“Food and Drink in Medieval Poland: Rediscovering a Cuisine of the Past”


  Maria Dembinska. Magdalena Thomas, translator. Edited and adapted by William Woys Weaver
256 pages, 40 illustrations, $29.95 cloth

Lavender vinegar, saffron wafers, chicken baked with prunes, pears stewed with cucumbers and figs ... there is something wonderfully inviting about the unusual and exotic flavors that came to the medieval Polish table. By turns robust and refined, and capturing all the richness and complexity of Poland in the Middle Ages, this is cookery that flourished at the crossroads of Western and Oriental foodways.

“Food and Drink in Medieval Poland” is the first book of its kind in English to explore the history of cookery in medieval Poland. It represents the fruits of a 20-year collaboration between two distinguished food historians, William Woys Weaver — author of the best-seller “Heirloom Vegetable Gardening” — and the late Maria Dembinska of Warsaw University. This new English edition explores Polish medieval cuisine through archaeology, material culture and ethnography, along with other perspectives and techniques.

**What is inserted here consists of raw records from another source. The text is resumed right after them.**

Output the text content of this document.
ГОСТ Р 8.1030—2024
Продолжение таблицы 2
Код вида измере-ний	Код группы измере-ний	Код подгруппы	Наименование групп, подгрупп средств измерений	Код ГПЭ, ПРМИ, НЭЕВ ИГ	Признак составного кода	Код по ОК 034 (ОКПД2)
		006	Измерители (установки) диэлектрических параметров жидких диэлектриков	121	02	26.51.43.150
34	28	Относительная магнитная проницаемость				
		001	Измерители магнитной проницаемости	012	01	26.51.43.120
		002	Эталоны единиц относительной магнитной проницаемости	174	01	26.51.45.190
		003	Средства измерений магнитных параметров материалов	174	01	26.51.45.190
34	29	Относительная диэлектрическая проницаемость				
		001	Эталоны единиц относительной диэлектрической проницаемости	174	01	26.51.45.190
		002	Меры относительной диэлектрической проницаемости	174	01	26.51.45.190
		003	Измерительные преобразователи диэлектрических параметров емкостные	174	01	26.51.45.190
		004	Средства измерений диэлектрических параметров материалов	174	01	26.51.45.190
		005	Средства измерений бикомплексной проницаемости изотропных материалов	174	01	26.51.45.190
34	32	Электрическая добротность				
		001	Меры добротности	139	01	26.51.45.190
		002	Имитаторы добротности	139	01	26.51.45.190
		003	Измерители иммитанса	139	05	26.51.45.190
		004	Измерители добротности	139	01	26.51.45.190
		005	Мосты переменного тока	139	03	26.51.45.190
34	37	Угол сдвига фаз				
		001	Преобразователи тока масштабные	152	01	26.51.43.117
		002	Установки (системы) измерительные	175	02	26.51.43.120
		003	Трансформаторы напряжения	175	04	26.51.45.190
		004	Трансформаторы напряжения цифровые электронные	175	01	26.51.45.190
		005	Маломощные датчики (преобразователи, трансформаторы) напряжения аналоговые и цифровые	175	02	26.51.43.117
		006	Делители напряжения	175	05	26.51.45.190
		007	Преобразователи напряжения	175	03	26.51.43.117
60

But to really appreciate the tastes and textures of medieval Polish cookery, there is simply no better way than to experience the food firsthand. Weaver has included 35 carefully reconstructed recipes, from courtier’s pottage, a one-pot dinner popular with rich peasants and petty nobles, to game stewed with sauerkraut, to a court dish of baked fruit, to Polish hydromel, an easily made drink flavored with honey and fennel. With ingredients such as rosewater, cucumbers, saffron and honey, these recipes will intrigue anyone who loves the art of cooking.

The subject was so intriguing that The New Yorker included the book in a recent article on the culinary canon. The Polish Review wrote, “This book deserves wide circulation in both culinary and cultural history circles.”